His replacement, Bruce Arena, was given a $300,000 settlement during the fiscal year that ended March 31, 2018, according to the filing, which was released Monday.

[ FA CUP: Man Utd bounces Chelsea ]

Klinsmann was hired in 2011 and in December 2013 was given a contract extension through December 2018. He was fired in November 2016 after an 0-2 start in the final round of World Cup qualifying in North and Central America and the Caribbean. His contract was settled for $3,354,167, the tax filing said.

Arena earned $899,348 in base pay during the fiscal year and a $50,000 bonus, according to the filing, which was first reported by The Washington Post. He quit after the U.S. loss at Trinidad and Tobago in October 2017 that ended the Americans’ streak of seven straight World Cup appearances.

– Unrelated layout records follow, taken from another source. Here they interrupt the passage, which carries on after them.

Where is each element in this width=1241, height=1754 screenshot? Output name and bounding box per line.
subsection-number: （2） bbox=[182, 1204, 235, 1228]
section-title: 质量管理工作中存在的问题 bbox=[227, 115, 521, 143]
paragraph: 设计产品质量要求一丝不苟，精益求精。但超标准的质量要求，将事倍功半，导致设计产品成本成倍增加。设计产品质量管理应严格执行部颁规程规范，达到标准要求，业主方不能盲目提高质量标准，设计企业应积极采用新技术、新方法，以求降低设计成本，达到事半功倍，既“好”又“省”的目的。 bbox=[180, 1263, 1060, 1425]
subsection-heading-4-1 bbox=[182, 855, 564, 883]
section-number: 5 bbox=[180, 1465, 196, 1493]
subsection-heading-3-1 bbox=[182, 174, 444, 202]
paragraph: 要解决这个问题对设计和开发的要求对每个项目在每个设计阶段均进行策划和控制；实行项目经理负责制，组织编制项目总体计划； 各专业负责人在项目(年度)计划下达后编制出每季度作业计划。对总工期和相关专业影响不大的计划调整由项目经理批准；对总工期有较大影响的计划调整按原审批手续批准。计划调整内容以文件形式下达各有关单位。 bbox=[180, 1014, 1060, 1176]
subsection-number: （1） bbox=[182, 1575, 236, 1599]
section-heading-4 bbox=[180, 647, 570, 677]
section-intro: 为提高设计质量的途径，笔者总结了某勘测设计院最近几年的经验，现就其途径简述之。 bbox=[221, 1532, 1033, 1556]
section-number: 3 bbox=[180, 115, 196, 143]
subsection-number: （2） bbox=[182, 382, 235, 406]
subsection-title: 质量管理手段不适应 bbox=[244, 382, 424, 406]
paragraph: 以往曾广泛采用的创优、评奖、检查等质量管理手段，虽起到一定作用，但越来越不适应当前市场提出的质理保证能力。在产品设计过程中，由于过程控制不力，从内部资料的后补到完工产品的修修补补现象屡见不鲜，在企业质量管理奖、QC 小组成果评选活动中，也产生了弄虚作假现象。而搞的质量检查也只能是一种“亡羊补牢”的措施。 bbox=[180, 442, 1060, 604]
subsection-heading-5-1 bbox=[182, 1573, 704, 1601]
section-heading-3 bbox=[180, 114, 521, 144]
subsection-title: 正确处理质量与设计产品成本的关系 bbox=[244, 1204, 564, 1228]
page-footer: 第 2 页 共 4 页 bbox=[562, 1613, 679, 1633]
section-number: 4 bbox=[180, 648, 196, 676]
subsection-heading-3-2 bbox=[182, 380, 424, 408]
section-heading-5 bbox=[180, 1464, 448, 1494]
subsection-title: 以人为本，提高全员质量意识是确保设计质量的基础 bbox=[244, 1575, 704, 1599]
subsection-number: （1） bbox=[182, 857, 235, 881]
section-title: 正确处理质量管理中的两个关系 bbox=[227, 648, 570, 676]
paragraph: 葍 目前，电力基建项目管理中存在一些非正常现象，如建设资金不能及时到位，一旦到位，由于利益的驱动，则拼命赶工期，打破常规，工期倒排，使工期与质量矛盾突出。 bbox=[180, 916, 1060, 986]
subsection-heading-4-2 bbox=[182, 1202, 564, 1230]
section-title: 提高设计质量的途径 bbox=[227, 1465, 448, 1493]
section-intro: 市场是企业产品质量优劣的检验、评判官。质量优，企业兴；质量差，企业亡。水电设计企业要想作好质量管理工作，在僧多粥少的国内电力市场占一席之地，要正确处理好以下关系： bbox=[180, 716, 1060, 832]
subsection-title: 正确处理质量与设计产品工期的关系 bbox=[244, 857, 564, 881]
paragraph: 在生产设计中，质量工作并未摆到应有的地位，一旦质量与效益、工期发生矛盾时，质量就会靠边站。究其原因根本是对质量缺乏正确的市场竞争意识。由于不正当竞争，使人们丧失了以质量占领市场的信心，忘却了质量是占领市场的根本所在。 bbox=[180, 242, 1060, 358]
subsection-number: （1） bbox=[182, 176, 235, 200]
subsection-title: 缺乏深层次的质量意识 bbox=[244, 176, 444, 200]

Dave Sarachan, Arena’s top assistant, was the interim coach from October 2017 through last November. He had a base salary of $223,656 during the fiscal year.

Klinsmann’s top assistant, Andri Herzog, was given a settlement of $355,537 during the fiscal year. He is now Israel’s national team coach.

U.S. women’s coach Jill Ellis earned $291,029 in base pay during the fiscal year, which did not include a major tournament. He compensation was topped by under-20 men’s coach Tab Ramos, who had $295,558 in base pay plus a $30,000 bonus.

USSF CEO Dan Flynn, who has said he may be retiring, had $684,617 in base pay and $130,000 in bonuses. Chief operating officer Jay Berhalter, brother of new U.S. coach Gregg Berhalter, had $466,195 in base pay and $115,563 in bonuses.